Elfriede seufzt erneut, holt die letzten Gegenstände aus dem Einkaufswagen und verstaut sie an den zuständigen Stellen. Vor der Zubereitung des Abendessens ist sie nicht dazu gekommen. Alfred und die Kinder haben vorhin den Tisch recht hübsch gedeckt, fällt ihr ein, mit weißem Tisch-tuch, Servietten, Blütenzweigen und Kerzen. Auch die Mahlzeit ist in bestem Einvernehmen ver-laufen. "Was haben Sie für einen wunderbaren Mann!" Dieser Satz dröhnt noch immer in ihren Ohren. Wer hat diesmal? Ach ja, die Lehrerin ihrer beiden Kinder, der sie vorhin auf der Straße begegnet ist. Vor wenigen Tagen haben Nachbarin und Hausbesorgerin Ähnliches behauptet und die Kolleginnen in der Schule, an der Elfriede selbst unterrichtet. Besonders schwärmen ihre Mutter und die Schwiegermutter von Alfred, und vor allem Roland und Renate.
Aus dem Badezimmer schallt fröhliches Lachen. Alfred befindet sich dort mit den Kindern. Ja, er versteht es, die abendliche Reinigung zu einem Fest umzugestalten. Bei ihr haben die Zwillinge gemault und nur widerwillig mitgetan. Inzwischen ist der Einkaufswagen leer geworden. Eigentlich eine unnötige, zusätzliche Arbeit, stellt sie fest. Aber ihr Mann und die Kinder hatten beim nach-mittäglichen Einkauf im Supermarkt eine Menge überflüssiger Dinge mitgenommen und andere wichtige vergessen. Nun hat sie noch schnell vor dem Abendessen selbst dorthin eilen müssen, um das Fehlende zu besorgen. Sie ist still und unbemerkt zwischen den Regalen umhergegangen, während Alfred und die Kinder an der gleichen Stelle sicher die Stars gespielt haben, umschwärmt von Verkäuferinnen, Kassiererinnen und Kundinnen.

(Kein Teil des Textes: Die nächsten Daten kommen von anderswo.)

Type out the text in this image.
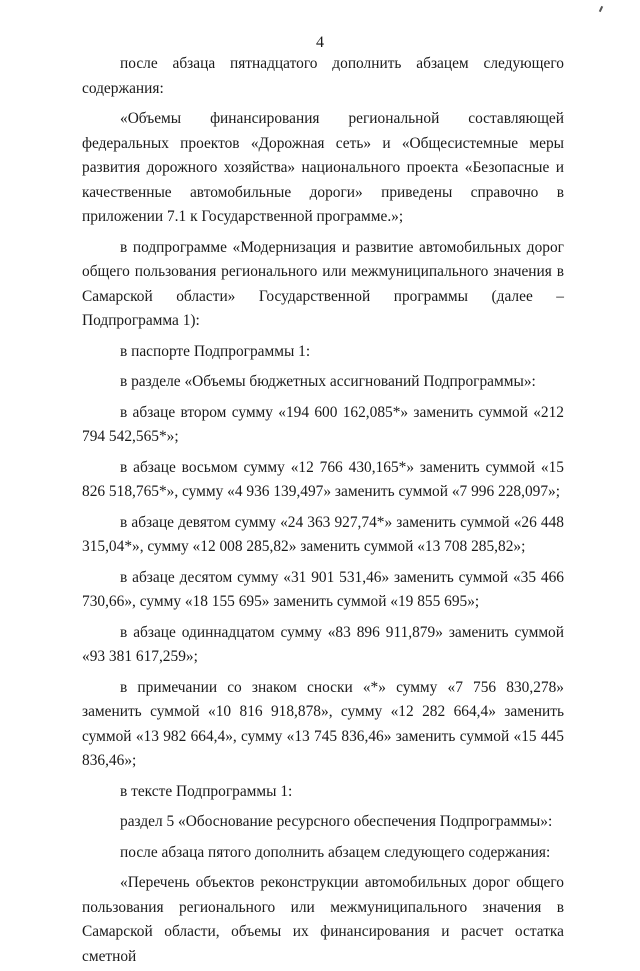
4

после абзаца пятнадцатого дополнить абзацем следующего содержания:

«Объемы финансирования региональной составляющей федеральных проектов «Дорожная сеть» и «Общесистемные меры развития дорожного хозяйства» национального проекта «Безопасные и качественные автомобильные дороги» приведены справочно в приложении 7.1 к Государственной программе.»;

в подпрограмме «Модернизация и развитие автомобильных дорог общего пользования регионального или межмуниципального значения в Самарской области» Государственной программы (далее – Подпрограмма 1):

в паспорте Подпрограммы 1:

в разделе «Объемы бюджетных ассигнований Подпрограммы»:

в абзаце втором сумму «194 600 162,085*» заменить суммой «212 794 542,565*»;

в абзаце восьмом сумму «12 766 430,165*» заменить суммой «15 826 518,765*», сумму «4 936 139,497» заменить суммой «7 996 228,097»;

в абзаце девятом сумму «24 363 927,74*» заменить суммой «26 448 315,04*», сумму «12 008 285,82» заменить суммой «13 708 285,82»;

в абзаце десятом сумму «31 901 531,46» заменить суммой «35 466 730,66», сумму «18 155 695» заменить суммой «19 855 695»;

в абзаце одиннадцатом сумму «83 896 911,879» заменить суммой «93 381 617,259»;

в примечании со знаком сноски «*» сумму «7 756 830,278» заменить суммой «10 816 918,878», сумму «12 282 664,4» заменить суммой «13 982 664,4», сумму «13 745 836,46» заменить суммой «15 445 836,46»;

в тексте Подпрограммы 1:

раздел 5 «Обоснование ресурсного обеспечения Подпрограммы»:

после абзаца пятого дополнить абзацем следующего содержания:

«Перечень объектов реконструкции автомобильных дорог общего пользования регионального или межмуниципального значения в Самарской области, объемы их финансирования и расчет остатка сметной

Anschließend füllt sie die Waschmaschine. Diese - nachdem er die Kinder zu Bett gebracht hat - einzuschalten, betrachtet Alfred als seine Aufgabe. Fasziniert steht er dann davor und betrachtet die in der Trommel rotierende Wäsche.
"Ich habe gar nicht gewußt, daß Hausarbeit so viel Spaß macht", versichert er stets von neuem.Immer lauteres Schreien tönt aus dem Badezimmer. Wasser hört sie überschwappen, unter-scheidet das Gurgeln ihres Mannes, Renates Gekreische und Rolands Gekicher. Sie stellt das schmutzige Geschirr in die Spülmaschine. Unbehagen erfaßt sie von neuem, sie betrachtet ihre Hände.
"Ich sollte diese mehr schonen", sagt sie zu sich selbst, "oder wenigstens Gummihandschuhe verwenden. Aber meistens vergesse ich darauf oder komme nicht dazu."
Füße tappen über den Flur, die Tür zum Kinderzimmer fliegt auf und wieder zu. Bald darauf betritt Elfriede das Bad, rutscht aus und schlägt sich den Knöchel an. Frotteetücher und Lappen schwimmen in Pfützen auf dem Fliesenboden, vereint mit Holzschiffchen und Plastiktieren. An der Innenwand der bereits geleerten Wanne kleben Schaum- und Schmutzränder, und die Wasser-spritzer reichen bis hoch hinauf. Elfriede atmet tief ein und aus, nimmt ein Tuch, bückt sich und fängt an aufzuwischen.
Inzwischen schwillt der Lärm im Kinderzimmer zu höchster Lautstärke an. Veranstalten die drei dort drinnen einen Polsterkampf? Wenn nur kein Kissen dabei zerreißt wie vor einigen Tagen. Etliche der winzigen Flaumfedern befinden sich noch immer in Ritzen und Spalten und sind trotz sorgfältigen Saugens und Putzens nicht daraus zu entfernen.
Bei dieser Arbeitsteilung stimmt etwas nicht, überlegt Elfriede. Ich muß noch einmal mit Alfred darüber sprechen.